Let’s talk about consequences for off-the-field behavior. Last week White Sox manager Ozzie Guillen used a derogatory term for homosexual to describe a Chicago sports writer. Major League Baseball has fined him and ordered him to attend sensitivity training. Guillen’s boss, White Sox Sr. Vice President/General Manager Ken Williams, discussed his frustration with Guillen on ESPN and publicly threatened to fire Guillen if he doesn’t clean up his act (this was not Guillen’s first public, insensitive, obnoxious outburst). Many baseball people thought that Guillen got off easy, that Major League Baseball should have suspended him for at least one game.
On the other hand Brett Myers, who hit his wife in public and was arrested, was neither sanctioned nor reprimanded by either the Phillies or Major League Baseball.

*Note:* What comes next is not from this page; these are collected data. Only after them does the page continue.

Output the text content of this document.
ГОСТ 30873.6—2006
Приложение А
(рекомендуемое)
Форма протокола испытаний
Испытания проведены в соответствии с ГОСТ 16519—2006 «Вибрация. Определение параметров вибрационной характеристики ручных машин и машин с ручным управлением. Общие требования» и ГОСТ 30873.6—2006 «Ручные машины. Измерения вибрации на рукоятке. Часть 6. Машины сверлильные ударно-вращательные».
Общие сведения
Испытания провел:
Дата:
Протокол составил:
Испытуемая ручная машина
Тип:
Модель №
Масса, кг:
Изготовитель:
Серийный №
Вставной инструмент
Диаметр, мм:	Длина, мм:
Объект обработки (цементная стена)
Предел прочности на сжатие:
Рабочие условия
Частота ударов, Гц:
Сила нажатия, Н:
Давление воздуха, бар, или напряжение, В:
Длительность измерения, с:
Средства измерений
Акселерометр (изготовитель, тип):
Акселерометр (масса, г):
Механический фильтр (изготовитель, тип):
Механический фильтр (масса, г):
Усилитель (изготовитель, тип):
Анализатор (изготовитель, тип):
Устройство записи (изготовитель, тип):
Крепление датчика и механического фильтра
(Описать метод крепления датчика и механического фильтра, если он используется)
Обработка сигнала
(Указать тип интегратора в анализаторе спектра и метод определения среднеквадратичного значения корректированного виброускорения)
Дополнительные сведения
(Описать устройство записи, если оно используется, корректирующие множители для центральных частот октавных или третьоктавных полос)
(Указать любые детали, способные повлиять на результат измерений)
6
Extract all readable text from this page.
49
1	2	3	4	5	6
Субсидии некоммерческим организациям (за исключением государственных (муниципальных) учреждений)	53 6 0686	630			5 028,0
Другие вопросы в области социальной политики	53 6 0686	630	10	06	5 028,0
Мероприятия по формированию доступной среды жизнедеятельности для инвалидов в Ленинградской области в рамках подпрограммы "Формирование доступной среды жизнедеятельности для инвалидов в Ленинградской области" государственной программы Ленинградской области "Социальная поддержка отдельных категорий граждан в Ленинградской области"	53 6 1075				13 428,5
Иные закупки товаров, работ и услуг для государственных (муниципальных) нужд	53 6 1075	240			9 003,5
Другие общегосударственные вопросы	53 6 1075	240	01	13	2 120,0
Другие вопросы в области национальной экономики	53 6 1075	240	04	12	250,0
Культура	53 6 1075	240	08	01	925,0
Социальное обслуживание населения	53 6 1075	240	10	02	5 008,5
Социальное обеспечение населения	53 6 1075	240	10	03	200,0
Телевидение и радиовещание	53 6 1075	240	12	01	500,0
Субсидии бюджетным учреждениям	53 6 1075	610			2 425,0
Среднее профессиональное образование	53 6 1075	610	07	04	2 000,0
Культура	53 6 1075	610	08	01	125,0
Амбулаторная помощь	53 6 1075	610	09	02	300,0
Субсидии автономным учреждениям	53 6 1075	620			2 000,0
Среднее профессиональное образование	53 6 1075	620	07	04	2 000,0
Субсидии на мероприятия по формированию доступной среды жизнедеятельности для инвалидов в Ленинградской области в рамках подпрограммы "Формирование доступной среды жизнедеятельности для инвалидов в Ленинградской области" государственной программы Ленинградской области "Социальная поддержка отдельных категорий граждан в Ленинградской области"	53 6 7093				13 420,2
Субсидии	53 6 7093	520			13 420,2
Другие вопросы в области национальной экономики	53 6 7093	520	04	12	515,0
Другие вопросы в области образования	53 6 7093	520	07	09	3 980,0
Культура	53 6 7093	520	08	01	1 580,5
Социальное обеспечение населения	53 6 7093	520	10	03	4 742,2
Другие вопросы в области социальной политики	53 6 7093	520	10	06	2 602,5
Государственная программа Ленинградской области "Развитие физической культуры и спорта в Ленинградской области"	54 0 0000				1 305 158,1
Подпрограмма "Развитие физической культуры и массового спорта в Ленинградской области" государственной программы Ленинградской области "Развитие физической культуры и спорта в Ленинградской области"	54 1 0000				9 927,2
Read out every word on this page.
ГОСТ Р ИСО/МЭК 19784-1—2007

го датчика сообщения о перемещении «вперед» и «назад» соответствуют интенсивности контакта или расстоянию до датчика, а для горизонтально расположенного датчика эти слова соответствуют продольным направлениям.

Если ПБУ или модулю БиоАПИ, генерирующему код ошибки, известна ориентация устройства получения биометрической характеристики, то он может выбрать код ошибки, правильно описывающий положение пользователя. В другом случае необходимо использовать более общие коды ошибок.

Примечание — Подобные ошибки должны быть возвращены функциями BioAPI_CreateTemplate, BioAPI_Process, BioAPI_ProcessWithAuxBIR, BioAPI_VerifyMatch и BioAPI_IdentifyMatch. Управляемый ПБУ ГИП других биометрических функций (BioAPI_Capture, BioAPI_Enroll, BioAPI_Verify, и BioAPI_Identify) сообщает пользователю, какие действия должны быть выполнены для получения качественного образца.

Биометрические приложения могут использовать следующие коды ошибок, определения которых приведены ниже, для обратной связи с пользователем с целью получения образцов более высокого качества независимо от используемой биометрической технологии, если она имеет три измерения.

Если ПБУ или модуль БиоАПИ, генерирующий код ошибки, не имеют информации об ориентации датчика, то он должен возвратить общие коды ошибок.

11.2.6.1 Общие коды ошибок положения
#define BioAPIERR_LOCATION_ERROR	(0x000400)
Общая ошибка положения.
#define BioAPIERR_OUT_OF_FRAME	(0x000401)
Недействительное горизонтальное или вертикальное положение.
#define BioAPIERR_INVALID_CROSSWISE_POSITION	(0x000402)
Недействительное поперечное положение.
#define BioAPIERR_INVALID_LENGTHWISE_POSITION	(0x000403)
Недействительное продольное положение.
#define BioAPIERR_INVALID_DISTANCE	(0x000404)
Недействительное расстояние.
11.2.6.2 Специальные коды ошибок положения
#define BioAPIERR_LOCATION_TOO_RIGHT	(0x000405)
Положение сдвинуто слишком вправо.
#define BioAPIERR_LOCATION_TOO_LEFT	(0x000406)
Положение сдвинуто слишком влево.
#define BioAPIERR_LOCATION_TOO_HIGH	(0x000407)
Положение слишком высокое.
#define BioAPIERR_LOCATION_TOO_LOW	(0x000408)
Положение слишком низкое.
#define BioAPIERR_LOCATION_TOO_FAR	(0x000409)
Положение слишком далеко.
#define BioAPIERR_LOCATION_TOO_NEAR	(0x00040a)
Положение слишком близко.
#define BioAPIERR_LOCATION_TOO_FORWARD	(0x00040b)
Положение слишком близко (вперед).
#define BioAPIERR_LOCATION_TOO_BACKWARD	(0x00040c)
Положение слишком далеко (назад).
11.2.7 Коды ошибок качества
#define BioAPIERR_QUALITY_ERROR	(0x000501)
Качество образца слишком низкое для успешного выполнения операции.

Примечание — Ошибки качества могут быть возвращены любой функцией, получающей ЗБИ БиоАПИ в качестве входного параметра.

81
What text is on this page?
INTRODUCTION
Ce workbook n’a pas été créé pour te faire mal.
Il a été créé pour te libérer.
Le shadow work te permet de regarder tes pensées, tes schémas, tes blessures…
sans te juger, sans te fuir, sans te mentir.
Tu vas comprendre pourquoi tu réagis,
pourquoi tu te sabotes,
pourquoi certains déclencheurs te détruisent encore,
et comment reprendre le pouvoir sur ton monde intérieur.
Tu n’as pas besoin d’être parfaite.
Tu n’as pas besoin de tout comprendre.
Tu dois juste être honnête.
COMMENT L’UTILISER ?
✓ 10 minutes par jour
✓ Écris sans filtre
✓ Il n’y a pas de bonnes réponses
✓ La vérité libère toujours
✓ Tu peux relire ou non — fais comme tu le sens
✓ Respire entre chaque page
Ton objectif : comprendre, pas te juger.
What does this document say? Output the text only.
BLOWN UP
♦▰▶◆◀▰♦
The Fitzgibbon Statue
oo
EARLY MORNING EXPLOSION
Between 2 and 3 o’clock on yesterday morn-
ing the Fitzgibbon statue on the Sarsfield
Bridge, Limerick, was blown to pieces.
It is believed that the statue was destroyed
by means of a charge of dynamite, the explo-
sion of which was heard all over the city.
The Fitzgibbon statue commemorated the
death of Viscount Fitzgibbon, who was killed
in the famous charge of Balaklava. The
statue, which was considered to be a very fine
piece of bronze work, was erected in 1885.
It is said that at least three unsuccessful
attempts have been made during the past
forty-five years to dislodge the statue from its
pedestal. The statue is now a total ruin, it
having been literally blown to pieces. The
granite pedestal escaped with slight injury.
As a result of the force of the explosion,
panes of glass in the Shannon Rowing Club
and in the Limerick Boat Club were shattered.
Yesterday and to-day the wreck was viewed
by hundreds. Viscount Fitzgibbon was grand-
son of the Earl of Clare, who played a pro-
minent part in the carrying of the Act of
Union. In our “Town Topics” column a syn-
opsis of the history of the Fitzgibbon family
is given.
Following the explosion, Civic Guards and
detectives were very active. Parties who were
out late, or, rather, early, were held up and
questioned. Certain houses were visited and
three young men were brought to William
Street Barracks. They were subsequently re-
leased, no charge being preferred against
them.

Rather, he was given the ball and the starting pitching assignment for a nationally televised game on Saturday against the Boston Red Sox.
Do we really believe that Brett Myers requested this leave, or rather that this too-little-too-late move was laid down by a Phillies management team responding to the thunderous public disapproval of their immoral inaction? Either way, it makes no difference. The Phillies lost their opportunity to do the right thing when they put the ball in Myers’ hand on Saturday afternoon – and with that they lost any shred of dignity they had.
When I first heard about it I wondered if perhaps this may not be all that it seems. Then I heard an eye-witness this morning and the words open handed slap, and pulled hair were used. Nope, there isn’t more than it appears.